A photograph of a scribbled team lineup, spotted in the hands of assistant coach Steve Holland, threatens to sour the unusually cordial World Cup relations between the England team and their traveling media pack.
Four years after the team leadership banned reporters for snooping on closed training sessions in Brazil, the latest prying took place in open training.
While counterparts had their lenses tracking the players before today’s game against Panama, the London Evening Standard’s Jeremy Selywn snapped a piece of paper showing players in formation.
Now the England camp is asking the media: Are you with us or against us?
“Try to keep it to yourself and don’t bring it out to the world, because it’s not going to help us come the later stages of the tournament,” defender Kyle Walker said on Friday. “You guys have to do your little bit, so if you could just please help us with that, it would be polite.”

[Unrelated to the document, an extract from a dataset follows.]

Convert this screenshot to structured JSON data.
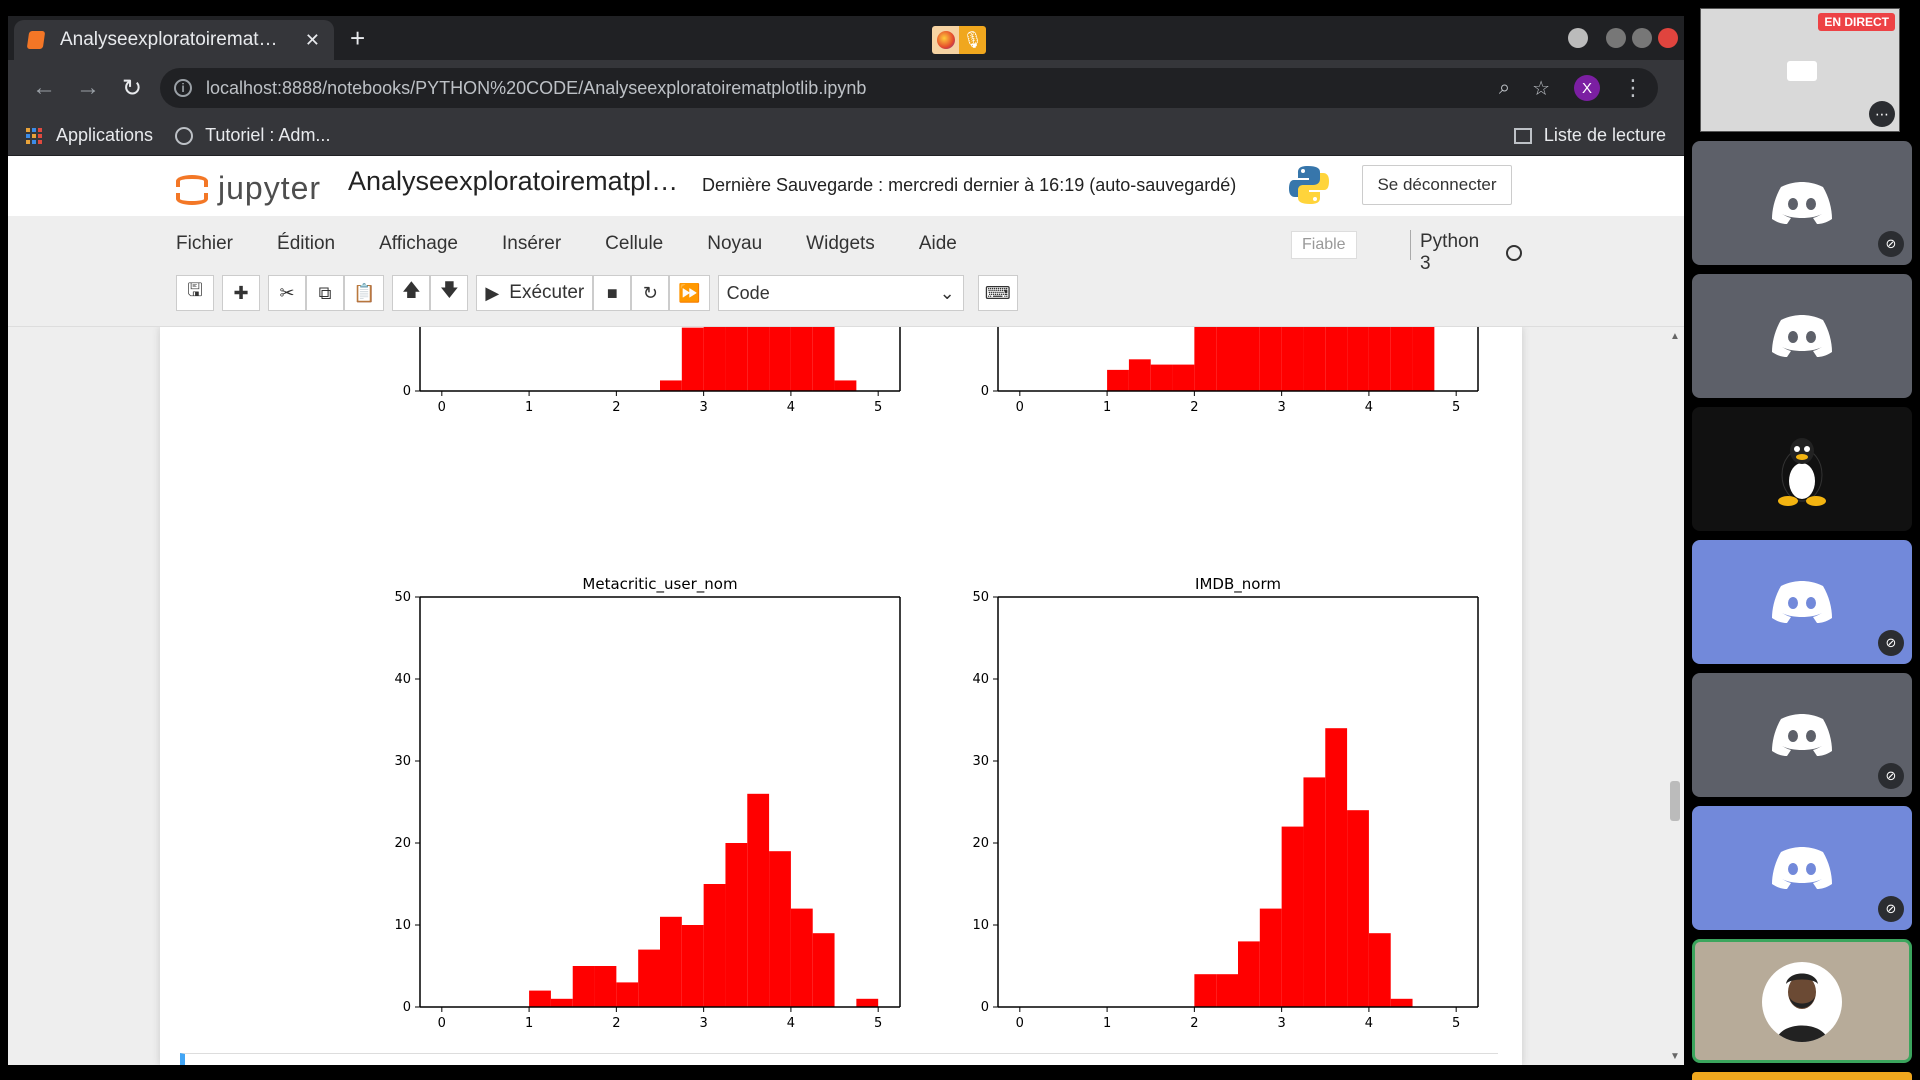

Holland on Friday apologized to the squad at training in Repino.
“We had a bit of banter with him about and that was it,” Walker said. “We knocked it on the head at that.”
The revelation was the first indication the squad had that Raheem Sterling could be dropped after struggling to make an impression in the opening win against Tunisia on Monday last week and Marcus Rashford could lead the attack with captain Harry Kane.

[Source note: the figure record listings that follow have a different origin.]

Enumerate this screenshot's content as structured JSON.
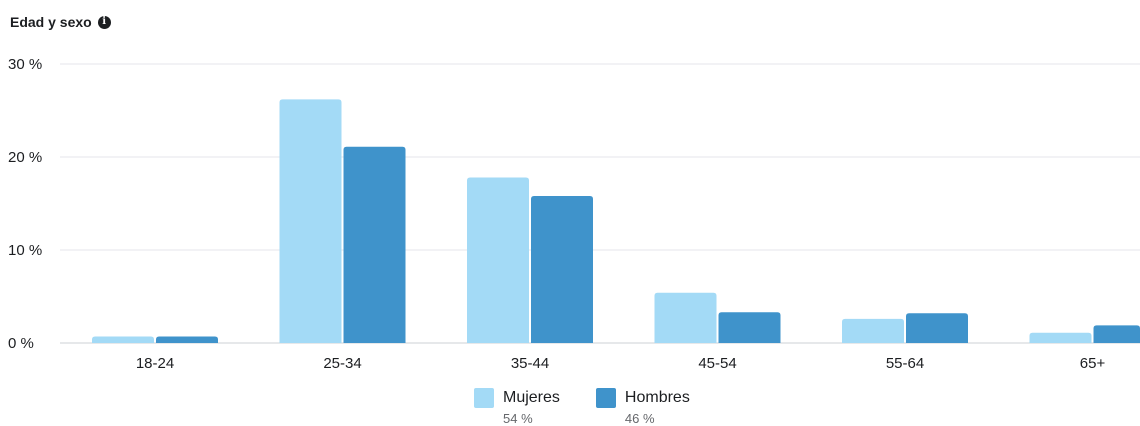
{
  "header": {
    "title": "Edad y sexo",
    "info_icon": "info-circle-icon"
  },
  "colors": {
    "mujeres": "#a3daf6",
    "hombres": "#3f93cb",
    "grid": "#e4e6eb",
    "baseline": "#ccd0d5"
  },
  "legend": [
    {
      "name": "Mujeres",
      "value": "54 %"
    },
    {
      "name": "Hombres",
      "value": "46 %"
    }
  ],
  "chart_data": {
    "type": "bar",
    "categories": [
      "18-24",
      "25-34",
      "35-44",
      "45-54",
      "55-64",
      "65+"
    ],
    "series": [
      {
        "name": "Mujeres",
        "values": [
          0.7,
          26.2,
          17.8,
          5.4,
          2.6,
          1.1
        ]
      },
      {
        "name": "Hombres",
        "values": [
          0.7,
          21.1,
          15.8,
          3.3,
          3.2,
          1.9
        ]
      }
    ],
    "ylim": [
      0,
      30
    ],
    "yticks": [
      0,
      10,
      20,
      30
    ],
    "ytick_labels": [
      "0 %",
      "10 %",
      "20 %",
      "30 %"
    ],
    "grid": true,
    "legend_position": "bottom-center"
  }
}
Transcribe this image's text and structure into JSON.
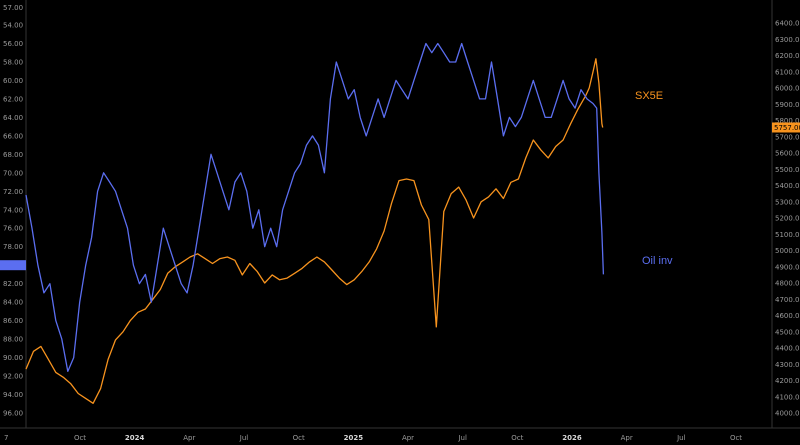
{
  "chart_data": {
    "type": "line",
    "x_ticks": [
      "Oct",
      "2024",
      "Apr",
      "Jul",
      "Oct",
      "2025",
      "Apr",
      "Jul",
      "Oct",
      "2026",
      "Apr",
      "Jul",
      "Oct"
    ],
    "x_ticks_bold": [
      "2024",
      "2025",
      "2026"
    ],
    "corner_label": "7",
    "left_axis": {
      "inverted": true,
      "range": [
        96,
        54
      ],
      "ticks": [
        "54.00",
        "56.00",
        "58.00",
        "60.00",
        "62.00",
        "64.00",
        "66.00",
        "68.00",
        "70.00",
        "72.00",
        "74.00",
        "76.00",
        "78.00",
        "80.00",
        "82.00",
        "84.00",
        "86.00",
        "88.00",
        "90.00",
        "92.00",
        "94.00",
        "96.00"
      ],
      "top_partial_label": "57.00"
    },
    "right_axis": {
      "range": [
        4000,
        6400
      ],
      "ticks": [
        "4000.00",
        "4100.00",
        "4200.00",
        "4300.00",
        "4400.00",
        "4500.00",
        "4600.00",
        "4700.00",
        "4800.00",
        "4900.00",
        "5000.00",
        "5100.00",
        "5200.00",
        "5300.00",
        "5400.00",
        "5500.00",
        "5600.00",
        "5700.00",
        "5800.00",
        "5900.00",
        "6000.00",
        "6100.00",
        "6200.00",
        "6300.00",
        "6400.00"
      ]
    },
    "series": [
      {
        "name": "SX5E",
        "color": "#f7931e",
        "axis": "right",
        "last_value_label": "5757.00",
        "last_value": 5757,
        "points": [
          [
            0.0,
            4270
          ],
          [
            0.01,
            4380
          ],
          [
            0.02,
            4410
          ],
          [
            0.03,
            4330
          ],
          [
            0.04,
            4250
          ],
          [
            0.05,
            4220
          ],
          [
            0.06,
            4180
          ],
          [
            0.07,
            4120
          ],
          [
            0.08,
            4090
          ],
          [
            0.09,
            4060
          ],
          [
            0.1,
            4150
          ],
          [
            0.11,
            4330
          ],
          [
            0.12,
            4450
          ],
          [
            0.13,
            4500
          ],
          [
            0.14,
            4570
          ],
          [
            0.15,
            4620
          ],
          [
            0.16,
            4640
          ],
          [
            0.17,
            4700
          ],
          [
            0.18,
            4760
          ],
          [
            0.19,
            4860
          ],
          [
            0.2,
            4900
          ],
          [
            0.21,
            4930
          ],
          [
            0.22,
            4960
          ],
          [
            0.23,
            4980
          ],
          [
            0.24,
            4950
          ],
          [
            0.25,
            4920
          ],
          [
            0.26,
            4950
          ],
          [
            0.27,
            4960
          ],
          [
            0.28,
            4940
          ],
          [
            0.29,
            4850
          ],
          [
            0.3,
            4920
          ],
          [
            0.31,
            4870
          ],
          [
            0.32,
            4800
          ],
          [
            0.33,
            4850
          ],
          [
            0.34,
            4820
          ],
          [
            0.35,
            4830
          ],
          [
            0.36,
            4860
          ],
          [
            0.37,
            4890
          ],
          [
            0.38,
            4930
          ],
          [
            0.39,
            4960
          ],
          [
            0.4,
            4930
          ],
          [
            0.41,
            4880
          ],
          [
            0.42,
            4830
          ],
          [
            0.43,
            4790
          ],
          [
            0.44,
            4820
          ],
          [
            0.45,
            4870
          ],
          [
            0.46,
            4930
          ],
          [
            0.47,
            5010
          ],
          [
            0.48,
            5120
          ],
          [
            0.49,
            5290
          ],
          [
            0.5,
            5430
          ],
          [
            0.51,
            5440
          ],
          [
            0.52,
            5430
          ],
          [
            0.53,
            5280
          ],
          [
            0.54,
            5190
          ],
          [
            0.55,
            4530
          ],
          [
            0.56,
            5240
          ],
          [
            0.57,
            5350
          ],
          [
            0.58,
            5390
          ],
          [
            0.59,
            5310
          ],
          [
            0.6,
            5200
          ],
          [
            0.61,
            5300
          ],
          [
            0.62,
            5330
          ],
          [
            0.63,
            5380
          ],
          [
            0.64,
            5320
          ],
          [
            0.65,
            5420
          ],
          [
            0.66,
            5440
          ],
          [
            0.67,
            5570
          ],
          [
            0.68,
            5680
          ],
          [
            0.69,
            5620
          ],
          [
            0.7,
            5570
          ],
          [
            0.71,
            5640
          ],
          [
            0.72,
            5680
          ],
          [
            0.73,
            5780
          ],
          [
            0.74,
            5870
          ],
          [
            0.75,
            5950
          ],
          [
            0.755,
            6000
          ],
          [
            0.76,
            6100
          ],
          [
            0.764,
            6180
          ],
          [
            0.768,
            6030
          ],
          [
            0.772,
            5780
          ],
          [
            0.773,
            5757
          ]
        ]
      },
      {
        "name": "Oil inv",
        "color": "#5b6ef0",
        "axis": "left",
        "points": [
          [
            0.0,
            72.4
          ],
          [
            0.008,
            76.0
          ],
          [
            0.016,
            80.0
          ],
          [
            0.024,
            83.0
          ],
          [
            0.032,
            82.0
          ],
          [
            0.04,
            86.0
          ],
          [
            0.048,
            88.0
          ],
          [
            0.056,
            91.5
          ],
          [
            0.064,
            90.0
          ],
          [
            0.072,
            84.0
          ],
          [
            0.08,
            80.0
          ],
          [
            0.088,
            77.0
          ],
          [
            0.096,
            72.0
          ],
          [
            0.104,
            70.0
          ],
          [
            0.112,
            71.0
          ],
          [
            0.12,
            72.0
          ],
          [
            0.128,
            74.0
          ],
          [
            0.136,
            76.0
          ],
          [
            0.144,
            80.0
          ],
          [
            0.152,
            82.0
          ],
          [
            0.16,
            81.0
          ],
          [
            0.168,
            84.0
          ],
          [
            0.176,
            80.0
          ],
          [
            0.184,
            76.0
          ],
          [
            0.192,
            78.0
          ],
          [
            0.2,
            80.0
          ],
          [
            0.208,
            82.0
          ],
          [
            0.216,
            83.0
          ],
          [
            0.224,
            80.0
          ],
          [
            0.232,
            76.0
          ],
          [
            0.24,
            72.0
          ],
          [
            0.248,
            68.0
          ],
          [
            0.256,
            70.0
          ],
          [
            0.264,
            72.0
          ],
          [
            0.272,
            74.0
          ],
          [
            0.28,
            71.0
          ],
          [
            0.288,
            70.0
          ],
          [
            0.296,
            72.0
          ],
          [
            0.304,
            76.0
          ],
          [
            0.312,
            74.0
          ],
          [
            0.32,
            78.0
          ],
          [
            0.328,
            76.0
          ],
          [
            0.336,
            78.0
          ],
          [
            0.344,
            74.0
          ],
          [
            0.352,
            72.0
          ],
          [
            0.36,
            70.0
          ],
          [
            0.368,
            69.0
          ],
          [
            0.376,
            67.0
          ],
          [
            0.384,
            66.0
          ],
          [
            0.392,
            67.0
          ],
          [
            0.4,
            70.0
          ],
          [
            0.408,
            62.0
          ],
          [
            0.416,
            58.0
          ],
          [
            0.424,
            60.0
          ],
          [
            0.432,
            62.0
          ],
          [
            0.44,
            61.0
          ],
          [
            0.448,
            64.0
          ],
          [
            0.456,
            66.0
          ],
          [
            0.464,
            64.0
          ],
          [
            0.472,
            62.0
          ],
          [
            0.48,
            64.0
          ],
          [
            0.488,
            62.0
          ],
          [
            0.496,
            60.0
          ],
          [
            0.504,
            61.0
          ],
          [
            0.512,
            62.0
          ],
          [
            0.52,
            60.0
          ],
          [
            0.528,
            58.0
          ],
          [
            0.536,
            56.0
          ],
          [
            0.544,
            57.0
          ],
          [
            0.552,
            56.0
          ],
          [
            0.56,
            57.0
          ],
          [
            0.568,
            58.0
          ],
          [
            0.576,
            58.0
          ],
          [
            0.584,
            56.0
          ],
          [
            0.592,
            58.0
          ],
          [
            0.6,
            60.0
          ],
          [
            0.608,
            62.0
          ],
          [
            0.616,
            62.0
          ],
          [
            0.624,
            58.0
          ],
          [
            0.632,
            62.0
          ],
          [
            0.64,
            66.0
          ],
          [
            0.648,
            64.0
          ],
          [
            0.656,
            65.0
          ],
          [
            0.664,
            64.0
          ],
          [
            0.672,
            62.0
          ],
          [
            0.68,
            60.0
          ],
          [
            0.688,
            62.0
          ],
          [
            0.696,
            64.0
          ],
          [
            0.704,
            64.0
          ],
          [
            0.712,
            62.0
          ],
          [
            0.72,
            60.0
          ],
          [
            0.728,
            62.0
          ],
          [
            0.736,
            63.0
          ],
          [
            0.744,
            61.0
          ],
          [
            0.752,
            62.0
          ],
          [
            0.76,
            62.5
          ],
          [
            0.765,
            63.0
          ],
          [
            0.768,
            70.0
          ],
          [
            0.772,
            76.5
          ],
          [
            0.774,
            81.0
          ]
        ]
      }
    ]
  }
}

However, Southgate was not planning to disclose the starting 11 until yesterday, when England was to fly to Nizhny Novgorod for the Panama game.
“Obviously, any time, if we were to give the opposition the opportunity of having our team, it’s a disadvantage to us,” Southgate told Talksport radio station. “So of course our media has to decide whether they want to help the team or not. Given that was just a squad list, it doesn’t make any difference to us really.”
In keeping with his relaxed persona, Southgate went on to say that the incident was “no drama.”
A former England defender, Southgate has tried to reduce the friction between reporters and players by giving more access to players — even after news conferences.
The squad and journalists have been competing at pub sports in Russia. That continued on Friday, with striker Jamie Vardy taking on a reporter at pool, even as the media defended the right to publish Holland’s handwritten notes.
“Let’s just be clear on one thing,” tweeted Matt Law, a soccer writer for the Daily Telegraph. “The pic of the England team was taken in an OPEN training session in which photographers and cameramen are invited to take pictures. You may not agree with it being published, but there was certainly no hiding in bushes.”
At the 2014 World Cup, some reporters did find vantage points to watch private training sessions, which irritated the then-England coaching staff, including Gary Neville.
The publication of the lineup at this tournament “undermines the relationship and trust with the team,” said Neville, who is working in Russia as a TV pundit.